We start with quenelles de brochet, lamb tongue-and-potato salad, the tomato soup, and petit salé, or cured pork belly, parenthesized as the chef's favorite (though it's not on his menu at Bistro Jeanty). The tomato soup, under its buttery lid, is not very compelling, made as it is with February tomatoes, but the quenelles are properly light beneath their rich, creamy sauce. The lamb tongue salad is universally enjoyed, its crunchy, stringy frisée lettuce an admirable foil for the cubed meat. I've had lusher renditions of the cured pork belly (this one could almost pass for a thick slice of bacon), but it comes with lovely stewed lentils and a surprisingly big chunk of perfectly seared custardy foie gras.

After such a promising beginning, I'm almost taken aback by the lackluster impression made by our main courses. The daube de boeuf is a touch dry, and its mashed potatoes are cold. The veal osso buco "blanquette," almost as dry, is neither an osso buco (the meat is off the bone, though there's a wee marrow bone in its midst) nor a blanquette. Its advertised light mushroom cream is a dark and not particularly creamy sauce. The fat cote de porc, though still pink at the core, is also on the juiceless side, ameliorated somewhat by its tasty caramelized onion sauce and sautéed spinach. I choose the monkfish and clams over the sole meunière, expecting more flavor than I get from its saffron broth and squiggles of mild aioli.

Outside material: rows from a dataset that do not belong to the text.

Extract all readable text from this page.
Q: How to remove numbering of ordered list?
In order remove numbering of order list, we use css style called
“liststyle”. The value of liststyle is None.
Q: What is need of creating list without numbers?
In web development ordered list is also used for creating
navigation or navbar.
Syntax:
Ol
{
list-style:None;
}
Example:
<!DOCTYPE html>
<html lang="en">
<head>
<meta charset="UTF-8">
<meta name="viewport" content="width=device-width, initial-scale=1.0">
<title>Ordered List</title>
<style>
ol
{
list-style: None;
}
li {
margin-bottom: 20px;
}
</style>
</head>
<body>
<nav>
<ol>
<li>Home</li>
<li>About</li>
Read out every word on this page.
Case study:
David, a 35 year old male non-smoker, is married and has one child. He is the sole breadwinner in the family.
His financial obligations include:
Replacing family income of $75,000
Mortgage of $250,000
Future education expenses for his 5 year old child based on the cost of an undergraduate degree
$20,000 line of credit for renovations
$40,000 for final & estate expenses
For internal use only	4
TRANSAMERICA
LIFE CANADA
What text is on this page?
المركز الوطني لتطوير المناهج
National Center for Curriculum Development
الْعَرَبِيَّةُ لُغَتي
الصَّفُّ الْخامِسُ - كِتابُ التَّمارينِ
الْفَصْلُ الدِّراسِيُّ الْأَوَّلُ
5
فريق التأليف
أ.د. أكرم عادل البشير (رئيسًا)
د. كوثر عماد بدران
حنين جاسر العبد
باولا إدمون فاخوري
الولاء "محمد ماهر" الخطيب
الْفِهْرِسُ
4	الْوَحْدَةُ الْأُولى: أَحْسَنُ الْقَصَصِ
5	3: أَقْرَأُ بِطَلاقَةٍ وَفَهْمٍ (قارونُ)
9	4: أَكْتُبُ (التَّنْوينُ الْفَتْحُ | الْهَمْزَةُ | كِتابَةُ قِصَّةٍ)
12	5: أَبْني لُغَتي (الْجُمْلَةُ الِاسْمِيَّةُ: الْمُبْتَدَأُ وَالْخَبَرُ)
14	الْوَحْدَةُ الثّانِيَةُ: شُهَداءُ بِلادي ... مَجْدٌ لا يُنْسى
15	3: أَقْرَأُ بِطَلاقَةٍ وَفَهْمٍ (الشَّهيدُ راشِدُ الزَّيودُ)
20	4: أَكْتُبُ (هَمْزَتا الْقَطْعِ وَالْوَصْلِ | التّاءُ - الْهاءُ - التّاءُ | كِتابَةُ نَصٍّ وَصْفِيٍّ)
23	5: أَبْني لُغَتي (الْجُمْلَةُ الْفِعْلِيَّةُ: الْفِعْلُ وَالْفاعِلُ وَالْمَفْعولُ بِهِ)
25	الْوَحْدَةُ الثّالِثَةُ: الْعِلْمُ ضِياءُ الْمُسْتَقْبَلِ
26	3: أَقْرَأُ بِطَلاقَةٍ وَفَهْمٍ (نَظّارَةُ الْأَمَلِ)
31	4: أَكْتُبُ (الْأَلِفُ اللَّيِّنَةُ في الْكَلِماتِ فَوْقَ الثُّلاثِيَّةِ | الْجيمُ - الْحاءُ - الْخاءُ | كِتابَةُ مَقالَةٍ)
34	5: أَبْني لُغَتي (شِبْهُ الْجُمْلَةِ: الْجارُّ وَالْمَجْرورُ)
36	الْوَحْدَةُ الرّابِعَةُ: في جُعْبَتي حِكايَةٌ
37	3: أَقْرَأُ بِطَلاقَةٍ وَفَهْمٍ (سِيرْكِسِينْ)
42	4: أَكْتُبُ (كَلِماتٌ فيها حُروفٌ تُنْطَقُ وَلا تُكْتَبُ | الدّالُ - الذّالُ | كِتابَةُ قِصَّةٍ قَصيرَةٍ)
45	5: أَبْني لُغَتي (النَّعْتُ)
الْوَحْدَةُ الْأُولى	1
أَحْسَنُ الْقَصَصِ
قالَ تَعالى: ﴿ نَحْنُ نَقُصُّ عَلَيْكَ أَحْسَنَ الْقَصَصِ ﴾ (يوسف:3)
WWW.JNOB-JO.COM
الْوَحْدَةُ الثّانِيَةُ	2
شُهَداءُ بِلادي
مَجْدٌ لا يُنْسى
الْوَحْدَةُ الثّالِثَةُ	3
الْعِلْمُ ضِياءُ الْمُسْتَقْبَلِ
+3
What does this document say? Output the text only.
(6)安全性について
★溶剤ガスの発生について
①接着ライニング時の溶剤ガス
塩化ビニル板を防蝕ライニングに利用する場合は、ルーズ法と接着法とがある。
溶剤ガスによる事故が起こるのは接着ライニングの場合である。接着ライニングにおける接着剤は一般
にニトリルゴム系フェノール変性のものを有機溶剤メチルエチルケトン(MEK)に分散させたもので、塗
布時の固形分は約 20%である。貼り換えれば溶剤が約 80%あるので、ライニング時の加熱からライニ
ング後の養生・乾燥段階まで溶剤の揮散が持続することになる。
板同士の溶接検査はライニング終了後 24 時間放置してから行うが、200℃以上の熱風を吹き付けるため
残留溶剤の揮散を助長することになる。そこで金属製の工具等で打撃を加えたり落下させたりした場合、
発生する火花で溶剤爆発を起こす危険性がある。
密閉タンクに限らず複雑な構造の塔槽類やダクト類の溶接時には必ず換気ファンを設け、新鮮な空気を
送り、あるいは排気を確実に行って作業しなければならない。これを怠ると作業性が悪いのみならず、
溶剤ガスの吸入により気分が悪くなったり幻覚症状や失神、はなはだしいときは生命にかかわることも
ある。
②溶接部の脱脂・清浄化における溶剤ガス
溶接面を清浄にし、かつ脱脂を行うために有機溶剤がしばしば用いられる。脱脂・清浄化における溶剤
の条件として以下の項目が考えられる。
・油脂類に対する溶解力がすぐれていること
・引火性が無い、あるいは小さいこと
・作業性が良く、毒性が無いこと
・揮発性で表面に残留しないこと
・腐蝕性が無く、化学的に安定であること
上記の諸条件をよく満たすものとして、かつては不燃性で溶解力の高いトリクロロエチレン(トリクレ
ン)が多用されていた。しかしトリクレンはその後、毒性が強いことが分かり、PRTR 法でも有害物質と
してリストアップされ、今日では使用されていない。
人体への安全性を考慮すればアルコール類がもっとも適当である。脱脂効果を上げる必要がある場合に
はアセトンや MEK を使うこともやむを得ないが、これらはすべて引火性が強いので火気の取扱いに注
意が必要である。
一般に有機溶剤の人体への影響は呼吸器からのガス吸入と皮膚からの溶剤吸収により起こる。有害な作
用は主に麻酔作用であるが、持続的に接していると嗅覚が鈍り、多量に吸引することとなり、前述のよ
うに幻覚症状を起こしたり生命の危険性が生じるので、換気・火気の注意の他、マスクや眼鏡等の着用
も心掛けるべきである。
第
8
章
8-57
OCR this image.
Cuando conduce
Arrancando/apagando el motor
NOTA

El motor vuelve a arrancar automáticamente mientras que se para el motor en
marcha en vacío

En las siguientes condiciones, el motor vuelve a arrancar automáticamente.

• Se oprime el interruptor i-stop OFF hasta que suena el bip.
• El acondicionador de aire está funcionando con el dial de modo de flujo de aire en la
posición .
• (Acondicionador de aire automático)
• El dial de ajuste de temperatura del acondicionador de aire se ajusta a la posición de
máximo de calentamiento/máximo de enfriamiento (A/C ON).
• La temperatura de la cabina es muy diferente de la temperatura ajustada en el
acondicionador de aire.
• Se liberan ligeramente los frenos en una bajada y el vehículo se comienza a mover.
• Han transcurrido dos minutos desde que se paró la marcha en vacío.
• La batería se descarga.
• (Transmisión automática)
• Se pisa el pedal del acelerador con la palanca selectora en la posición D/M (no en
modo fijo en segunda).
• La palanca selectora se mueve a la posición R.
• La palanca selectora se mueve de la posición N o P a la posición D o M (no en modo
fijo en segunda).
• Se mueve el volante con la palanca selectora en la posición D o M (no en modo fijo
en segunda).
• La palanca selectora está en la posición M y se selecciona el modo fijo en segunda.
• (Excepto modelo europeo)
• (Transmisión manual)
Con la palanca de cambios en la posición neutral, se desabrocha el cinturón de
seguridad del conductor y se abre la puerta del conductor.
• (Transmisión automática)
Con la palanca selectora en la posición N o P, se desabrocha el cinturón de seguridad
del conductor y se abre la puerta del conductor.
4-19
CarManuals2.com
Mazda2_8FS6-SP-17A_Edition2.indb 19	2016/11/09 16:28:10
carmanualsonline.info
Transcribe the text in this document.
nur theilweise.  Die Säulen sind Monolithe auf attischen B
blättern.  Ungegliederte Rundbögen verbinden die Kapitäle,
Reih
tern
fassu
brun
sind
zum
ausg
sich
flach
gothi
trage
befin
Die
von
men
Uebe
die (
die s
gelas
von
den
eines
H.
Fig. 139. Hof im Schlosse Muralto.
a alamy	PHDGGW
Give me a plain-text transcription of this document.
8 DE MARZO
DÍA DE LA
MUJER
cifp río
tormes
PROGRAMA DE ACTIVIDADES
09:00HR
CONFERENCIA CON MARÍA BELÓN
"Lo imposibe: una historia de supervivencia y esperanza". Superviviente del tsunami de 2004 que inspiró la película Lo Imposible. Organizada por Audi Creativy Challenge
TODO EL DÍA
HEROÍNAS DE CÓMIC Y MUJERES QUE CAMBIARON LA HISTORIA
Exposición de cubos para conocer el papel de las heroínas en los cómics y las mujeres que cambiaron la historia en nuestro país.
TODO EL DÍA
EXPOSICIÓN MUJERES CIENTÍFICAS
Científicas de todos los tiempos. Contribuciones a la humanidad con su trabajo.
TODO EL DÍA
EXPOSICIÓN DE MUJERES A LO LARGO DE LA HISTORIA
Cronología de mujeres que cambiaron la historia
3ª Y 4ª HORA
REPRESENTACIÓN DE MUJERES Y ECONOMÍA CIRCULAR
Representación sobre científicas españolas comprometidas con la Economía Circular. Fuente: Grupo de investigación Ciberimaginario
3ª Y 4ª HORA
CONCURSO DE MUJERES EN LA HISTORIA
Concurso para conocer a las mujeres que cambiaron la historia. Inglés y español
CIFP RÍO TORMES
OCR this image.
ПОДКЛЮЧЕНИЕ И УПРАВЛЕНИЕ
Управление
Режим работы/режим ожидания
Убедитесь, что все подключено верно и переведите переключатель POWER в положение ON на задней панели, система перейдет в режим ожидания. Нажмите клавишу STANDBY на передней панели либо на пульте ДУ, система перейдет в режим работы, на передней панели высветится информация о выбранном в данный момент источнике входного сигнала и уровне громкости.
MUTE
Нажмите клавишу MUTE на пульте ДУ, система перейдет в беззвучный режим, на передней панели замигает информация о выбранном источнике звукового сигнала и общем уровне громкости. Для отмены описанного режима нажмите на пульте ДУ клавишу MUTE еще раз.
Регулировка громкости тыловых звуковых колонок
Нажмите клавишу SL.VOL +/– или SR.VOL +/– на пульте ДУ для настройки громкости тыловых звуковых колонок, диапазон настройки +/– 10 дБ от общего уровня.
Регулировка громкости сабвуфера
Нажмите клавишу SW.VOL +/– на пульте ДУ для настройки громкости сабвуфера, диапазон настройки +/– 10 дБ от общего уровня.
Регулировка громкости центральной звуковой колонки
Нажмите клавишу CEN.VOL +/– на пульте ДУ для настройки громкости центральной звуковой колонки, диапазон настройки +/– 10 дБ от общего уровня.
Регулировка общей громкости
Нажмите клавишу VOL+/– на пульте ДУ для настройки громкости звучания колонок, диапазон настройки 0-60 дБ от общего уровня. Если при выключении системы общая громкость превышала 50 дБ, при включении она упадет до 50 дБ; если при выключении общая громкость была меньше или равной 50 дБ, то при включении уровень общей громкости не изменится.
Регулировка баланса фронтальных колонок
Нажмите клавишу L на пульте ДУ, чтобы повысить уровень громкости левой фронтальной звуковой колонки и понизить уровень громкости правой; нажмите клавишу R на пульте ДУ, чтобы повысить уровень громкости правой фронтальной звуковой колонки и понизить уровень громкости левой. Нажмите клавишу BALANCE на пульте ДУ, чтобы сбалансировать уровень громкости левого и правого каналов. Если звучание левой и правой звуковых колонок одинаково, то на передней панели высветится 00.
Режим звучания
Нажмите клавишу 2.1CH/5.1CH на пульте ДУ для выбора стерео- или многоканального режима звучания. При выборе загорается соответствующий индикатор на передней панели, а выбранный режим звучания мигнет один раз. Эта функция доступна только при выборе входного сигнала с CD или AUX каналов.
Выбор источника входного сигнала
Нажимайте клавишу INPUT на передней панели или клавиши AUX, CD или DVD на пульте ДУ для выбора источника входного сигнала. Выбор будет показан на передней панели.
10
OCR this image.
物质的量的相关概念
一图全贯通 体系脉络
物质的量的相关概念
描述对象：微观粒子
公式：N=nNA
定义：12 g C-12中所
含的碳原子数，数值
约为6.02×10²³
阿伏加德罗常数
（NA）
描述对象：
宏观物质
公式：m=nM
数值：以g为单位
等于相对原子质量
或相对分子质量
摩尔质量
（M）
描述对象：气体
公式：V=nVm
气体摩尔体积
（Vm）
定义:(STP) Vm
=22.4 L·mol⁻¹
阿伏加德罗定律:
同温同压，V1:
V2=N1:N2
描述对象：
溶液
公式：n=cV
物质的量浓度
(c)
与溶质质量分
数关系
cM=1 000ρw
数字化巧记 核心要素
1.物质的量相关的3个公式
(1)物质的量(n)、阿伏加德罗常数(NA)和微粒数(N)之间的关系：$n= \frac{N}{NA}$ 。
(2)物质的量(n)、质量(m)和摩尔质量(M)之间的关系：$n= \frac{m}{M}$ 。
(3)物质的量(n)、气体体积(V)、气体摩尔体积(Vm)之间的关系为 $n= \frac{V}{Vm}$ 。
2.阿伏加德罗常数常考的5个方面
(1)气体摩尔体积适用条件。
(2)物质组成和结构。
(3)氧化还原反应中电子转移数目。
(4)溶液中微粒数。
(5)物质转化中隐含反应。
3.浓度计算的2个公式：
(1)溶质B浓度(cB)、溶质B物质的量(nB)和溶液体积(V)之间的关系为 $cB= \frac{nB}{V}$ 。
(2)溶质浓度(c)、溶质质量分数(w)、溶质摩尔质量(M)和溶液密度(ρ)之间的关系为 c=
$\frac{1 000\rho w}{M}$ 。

The service is not nearly as adroit as we had at Bistro Jeanty, either: We have to instruct the server in that slightly foolish litany of "I'm the fish, she's the veal" for every course. More than the crème caramel, lemon meringue tart, or crêpes sort-of-suzette (on the dry side, again) that we get for dessert, I enjoy my mother's tale of the time she was invited to Jack's for an ostensible business dinner by an old friend and was shocked to be escorted to a private room on the third floor, with a bed clearly visible in an alcove. Unlike Barbra Streisand as Fanny Brice, who sang, "Isn't this the height of nonchalance/ Furnishing a bed in restaurants!" in Funny Girl, my mother informed her would-be seducer that she preferred to dine downstairs. (Nowadays the third floor is above reproach and beneath the stars, visible through a stunning new skylight.)

No restaurant, not even one in continuous operation for decades, can be encased in aspic. (Or, even worse, mummified.) Change can both confound (when the gifted Anne Rosenzweig came in to freshen up the kitchen of New York's 21 Club, the regulars forced her to restore the unremarkable burger and bland chicken hash) and resurrect (the equally brilliant Lydia Shire brought Boston's Locke-Ober back from a long, slow suicide by banishing frozen seafood and floury sauces). Jeanty doesn't pretend to be Jack's, though the line "An elegant restaurant in the heart of San Francisco since 1864" on its Web site is a bit coy. The history and art of the bistro is honored at Bistro Jeanty. But what was on exhibit for us at Jeanty at Jack's that night was a little dusty.